Lekarz orzecznik ZUS może sam zbadać pacjenta, ale jeśli ma wątpliwości dotyczące diagnozy - może też skierować go na badanie specjalistyczne lub poprosić od wystawiającego zaświadczenie lekarskie udostępnienia dokumentacji medycznej dotyczącej pacjenta (na podstawie, której wystawiono zwolnienie), może też zlecić wykonanie dodatkowych badań pomocniczych. Jeżeli ktoś jest obłożnie chory badanie zostanie wykonane w miejscu, w którym przebywa chora osoba.
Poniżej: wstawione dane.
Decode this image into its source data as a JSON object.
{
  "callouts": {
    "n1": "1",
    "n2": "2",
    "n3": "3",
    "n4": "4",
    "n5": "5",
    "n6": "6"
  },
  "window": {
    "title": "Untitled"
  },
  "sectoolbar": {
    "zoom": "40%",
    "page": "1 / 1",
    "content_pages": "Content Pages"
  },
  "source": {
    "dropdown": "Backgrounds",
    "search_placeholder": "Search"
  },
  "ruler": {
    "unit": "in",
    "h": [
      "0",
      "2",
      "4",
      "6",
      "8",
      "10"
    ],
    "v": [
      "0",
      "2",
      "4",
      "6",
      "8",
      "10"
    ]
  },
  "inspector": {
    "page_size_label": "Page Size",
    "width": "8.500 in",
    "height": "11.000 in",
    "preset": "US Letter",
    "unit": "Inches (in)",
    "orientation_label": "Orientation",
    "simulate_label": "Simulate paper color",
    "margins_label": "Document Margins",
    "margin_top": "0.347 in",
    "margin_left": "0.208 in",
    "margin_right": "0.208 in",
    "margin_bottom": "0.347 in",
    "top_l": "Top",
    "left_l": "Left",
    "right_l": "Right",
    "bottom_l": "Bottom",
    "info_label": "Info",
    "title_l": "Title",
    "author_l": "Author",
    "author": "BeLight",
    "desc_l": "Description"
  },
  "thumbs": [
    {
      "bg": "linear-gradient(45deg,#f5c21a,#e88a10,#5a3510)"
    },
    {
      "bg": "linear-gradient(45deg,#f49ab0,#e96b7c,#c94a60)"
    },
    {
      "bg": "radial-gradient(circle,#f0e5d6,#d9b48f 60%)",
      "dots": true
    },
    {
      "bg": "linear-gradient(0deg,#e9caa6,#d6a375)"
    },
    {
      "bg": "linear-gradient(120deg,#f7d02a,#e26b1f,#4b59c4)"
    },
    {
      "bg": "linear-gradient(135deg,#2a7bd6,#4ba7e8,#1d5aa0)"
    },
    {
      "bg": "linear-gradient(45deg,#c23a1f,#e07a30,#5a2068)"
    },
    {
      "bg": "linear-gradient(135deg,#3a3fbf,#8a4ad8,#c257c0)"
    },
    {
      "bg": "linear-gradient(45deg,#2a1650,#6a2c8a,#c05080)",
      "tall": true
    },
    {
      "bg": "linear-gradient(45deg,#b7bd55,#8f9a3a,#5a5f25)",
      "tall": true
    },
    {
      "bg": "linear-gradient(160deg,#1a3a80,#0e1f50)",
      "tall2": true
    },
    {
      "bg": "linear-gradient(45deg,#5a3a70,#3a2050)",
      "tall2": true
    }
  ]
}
W takim wypadku należy skontaktować się z ZUS i poprosić o kontrolę w miejscu, w którym pacjent przebywa.
Nie tylko ZUS ma prawo do kontroli osób, które są na „chorobowym” może to także robić we własnym zakresie każdy pracodawca, który zatrudnia więcej niż 20 pracowników.
***
O oświadczenie poprosiliśmy Halinę Sz.-R., nie otrzymaliśmy jej stanowiska.
***
Przypominamy, że Halina Sz.-R. w wyborach parlamentarnych w 2011 roku startowała z 1. miejsca na liście Ruchu Palikota w okręgu wyborczym nr 2 w Wałbrzychu i uzyskała mandat poselski, otrzymując 12 654 głosy. 19 czerwca 2013 złożyła rezygnację z członkostwa w Ruchu Palikota i klubie poselskim tej partii. 9 dni później wraz z innymi byłymi posłami Ruchu Palikota założyła koło poselskie Inicjatywa Dialogu, które uległo samorozwiązaniu 11 grudnia tego samego roku, po wstąpieniu wszystkich jego członków do klubu parlamentarnego Polskiego Stronnictwa Ludowego. Halina Sz.-R. została także członkinią tej partii i kandydowała bezskutecznie z jej listy w wyborach do Parlamentu Europejskiego w 2018. W 2015 nie ubiegała się o poselską reelekcję. W 2018 została kandydatką PSL do sejmiku dolnośląskiego.